All children in the UK should be immunised against the hepatitis B virus, according to the British Medical Association (BMA). Currently, only those at high risk of infection are vaccinated, but the BMA believes that widespread immunisation would save lives and be more cost-effective than treating liver failure and cancer caused by the virus. Dr Sam Everington, deputy chairman of the BMA said that hepatitis B rates were rising and warned that the disease could become 50 to 100 times more infectious than HIV. There was a 135 per cent increase in the disease between 1992 (489) and 2003 (1151). While the vaccine is safe, Everington believes the ongoing debate over the safety of the MMR vaccine means parents are nervous about immunising their children against hepatitis B. An expert committee for the Department of Health is reviewing the current hepatitis B vaccination policy.

Rise to the challenge

The new Secretary of State for Health, Patricia Hewitt, faces challenges that are likely to outstrip those she suffered in her final days at the DTI following the closure of Rover if the government pushes through the market-based changes it has planned for the NHS. Over the next 12 to 18 months, some hospitals are likely to struggle with potential financial failure and the closure of some services, as the full impact of patient choice takes effect. However, before she can tackle this, she will need to implement existing policies, such as awarding contracts promised to the private sector. In addition, Hewitt will have to address a whole raft of issues outlined to her in a letter from the British Medical Association, which is upbeat about forming a constructive and positive way of working with the government and flags up areas that the BMA believes are a priority. Topping the list are involving doctors, healthcare professionals and patients in health policy and reforms, and a ban on smoking in enclosed public areas.

No NI increase to fund NHS

Tony Blair has given his clearest indication yet that Labour will not raise National Insurance (NI) contributions to fund a boost in healthcare spending before 2010. The Prime Minister said that the £8bn annual increase in NI introduced in 2002 would take care of the “catch-up” needed in the NHS. The increase came into effect following a report from Sir Derek Wanless, which set out how the UK should keep up with the European average on health spending. NHS spending has increased at an average of 7.4 per cent, in real terms, since 2002, but this is expected to slow after 2008. The Department of Health wants a 6 per cent increase in real terms after 2008 to cope with advances in medical technology and higher expectations.
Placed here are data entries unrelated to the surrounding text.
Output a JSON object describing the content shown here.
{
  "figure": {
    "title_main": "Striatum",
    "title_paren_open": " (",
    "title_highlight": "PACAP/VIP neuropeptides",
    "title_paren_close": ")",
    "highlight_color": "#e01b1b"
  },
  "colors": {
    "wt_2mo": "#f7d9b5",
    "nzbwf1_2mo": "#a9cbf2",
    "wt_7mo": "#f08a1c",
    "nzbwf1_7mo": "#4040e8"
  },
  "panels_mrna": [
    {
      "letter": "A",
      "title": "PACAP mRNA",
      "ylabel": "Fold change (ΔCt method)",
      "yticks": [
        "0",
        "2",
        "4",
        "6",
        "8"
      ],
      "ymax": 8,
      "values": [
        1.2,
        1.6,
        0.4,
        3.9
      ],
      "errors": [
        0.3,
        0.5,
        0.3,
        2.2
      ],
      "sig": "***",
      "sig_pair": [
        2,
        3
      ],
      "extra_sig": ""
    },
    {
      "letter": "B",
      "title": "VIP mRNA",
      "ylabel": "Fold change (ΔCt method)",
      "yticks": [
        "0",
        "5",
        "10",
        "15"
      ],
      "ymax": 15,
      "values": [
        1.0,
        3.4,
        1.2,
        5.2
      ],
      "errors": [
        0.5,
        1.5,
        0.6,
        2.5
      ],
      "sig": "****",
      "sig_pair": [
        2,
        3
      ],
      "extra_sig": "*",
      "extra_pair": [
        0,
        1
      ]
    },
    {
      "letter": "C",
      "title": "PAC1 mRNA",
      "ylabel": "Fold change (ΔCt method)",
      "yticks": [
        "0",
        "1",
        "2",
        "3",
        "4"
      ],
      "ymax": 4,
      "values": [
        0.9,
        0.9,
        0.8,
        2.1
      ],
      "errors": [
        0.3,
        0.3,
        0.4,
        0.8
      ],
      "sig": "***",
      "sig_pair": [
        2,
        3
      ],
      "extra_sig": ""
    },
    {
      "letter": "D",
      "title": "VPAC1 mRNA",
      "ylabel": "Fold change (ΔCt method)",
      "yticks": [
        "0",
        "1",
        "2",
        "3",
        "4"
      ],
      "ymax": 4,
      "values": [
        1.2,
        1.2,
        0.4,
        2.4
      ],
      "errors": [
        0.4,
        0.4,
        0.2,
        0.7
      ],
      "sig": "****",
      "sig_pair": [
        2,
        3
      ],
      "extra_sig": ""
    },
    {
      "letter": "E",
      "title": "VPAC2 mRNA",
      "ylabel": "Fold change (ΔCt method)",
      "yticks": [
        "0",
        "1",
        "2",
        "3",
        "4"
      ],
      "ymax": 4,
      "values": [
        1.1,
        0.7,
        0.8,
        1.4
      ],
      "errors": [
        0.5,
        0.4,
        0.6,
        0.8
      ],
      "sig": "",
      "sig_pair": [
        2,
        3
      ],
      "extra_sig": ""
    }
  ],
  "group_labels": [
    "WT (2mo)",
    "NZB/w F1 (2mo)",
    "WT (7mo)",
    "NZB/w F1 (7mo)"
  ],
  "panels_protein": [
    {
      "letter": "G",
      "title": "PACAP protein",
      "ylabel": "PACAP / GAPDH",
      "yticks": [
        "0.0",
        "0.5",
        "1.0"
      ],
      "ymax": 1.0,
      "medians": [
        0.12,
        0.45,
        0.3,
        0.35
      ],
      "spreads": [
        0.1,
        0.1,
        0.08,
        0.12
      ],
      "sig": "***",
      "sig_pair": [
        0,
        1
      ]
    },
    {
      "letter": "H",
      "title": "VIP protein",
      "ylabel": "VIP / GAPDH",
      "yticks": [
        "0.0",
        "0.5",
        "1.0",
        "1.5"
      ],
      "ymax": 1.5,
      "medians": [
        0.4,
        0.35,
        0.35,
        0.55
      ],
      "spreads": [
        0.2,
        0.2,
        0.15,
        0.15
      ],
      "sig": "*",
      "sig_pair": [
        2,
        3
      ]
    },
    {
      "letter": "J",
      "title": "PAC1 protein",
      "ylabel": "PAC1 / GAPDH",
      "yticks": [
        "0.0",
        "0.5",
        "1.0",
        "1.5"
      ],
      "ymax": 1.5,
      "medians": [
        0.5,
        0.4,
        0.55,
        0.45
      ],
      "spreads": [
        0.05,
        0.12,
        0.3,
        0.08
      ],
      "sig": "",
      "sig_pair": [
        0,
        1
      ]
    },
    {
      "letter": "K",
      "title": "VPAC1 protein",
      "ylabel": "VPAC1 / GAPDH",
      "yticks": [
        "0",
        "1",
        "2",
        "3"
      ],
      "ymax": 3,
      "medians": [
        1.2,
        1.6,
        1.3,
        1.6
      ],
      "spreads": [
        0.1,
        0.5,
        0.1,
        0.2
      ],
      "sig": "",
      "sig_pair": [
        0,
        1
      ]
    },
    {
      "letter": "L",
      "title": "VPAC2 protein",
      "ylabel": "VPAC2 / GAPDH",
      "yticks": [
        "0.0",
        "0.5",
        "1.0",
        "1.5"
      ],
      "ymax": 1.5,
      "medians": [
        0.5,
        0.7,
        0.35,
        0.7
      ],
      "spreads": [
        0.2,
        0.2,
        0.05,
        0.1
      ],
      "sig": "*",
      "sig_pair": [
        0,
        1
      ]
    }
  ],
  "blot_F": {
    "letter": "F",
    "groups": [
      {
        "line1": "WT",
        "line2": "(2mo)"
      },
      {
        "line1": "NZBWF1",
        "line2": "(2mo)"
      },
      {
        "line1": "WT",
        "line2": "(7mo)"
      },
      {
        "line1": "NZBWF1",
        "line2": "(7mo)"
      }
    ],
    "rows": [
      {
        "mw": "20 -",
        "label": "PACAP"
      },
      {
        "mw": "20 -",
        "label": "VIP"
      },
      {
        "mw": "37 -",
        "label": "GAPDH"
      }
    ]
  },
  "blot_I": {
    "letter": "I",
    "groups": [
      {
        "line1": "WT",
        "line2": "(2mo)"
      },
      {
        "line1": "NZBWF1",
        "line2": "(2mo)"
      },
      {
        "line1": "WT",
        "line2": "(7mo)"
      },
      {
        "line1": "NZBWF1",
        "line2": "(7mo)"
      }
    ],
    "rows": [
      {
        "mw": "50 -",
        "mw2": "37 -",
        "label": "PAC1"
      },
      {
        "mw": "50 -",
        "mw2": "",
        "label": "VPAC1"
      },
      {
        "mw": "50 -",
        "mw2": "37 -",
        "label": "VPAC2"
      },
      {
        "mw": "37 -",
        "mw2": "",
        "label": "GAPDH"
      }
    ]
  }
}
Out of hours to the extreme

A GP pocketed more than £500,000 over seven years by making unnecessarily late “emergency” home visits. Dr Jagdeep Gossain, who made £160,000 in one year, restricted his daytime work to an hour every morning and afternoon to allow for the number of late visits. He faces charges of serious misconduct over his NHS claims between May 1990 and April 1998 and could be struck off if found guilty.

Fewer self-pay patients

NHS Trusts have not seen any growth in their income from private patients in the last 12 months, as the longest waits for treatment have reduced, according to analysts Laing and Buisson. As a result of quicker service, fewer patients are prepared to pay for care out of their own pocket. Total income from private patients in 2003/04 increased by just £11m to £397m and the absence of any significant growth was almost entirely due to fewer self-pay patients.

You say Dr, I say Mr

The Royal College of Surgeons has called for an end to the 150-year old convention of calling surgeons `Mr' or `Miss' in favour of `Dr' like their physician colleagues. The surgeons' title is confusing to patients and will become even more so as the number of different healthcare professionals increases, according to the college. British convention, which began in the Middle Ages when physicians went to university and surgeons worked with barbers and were apprenticed, is not followed in Europe or the US.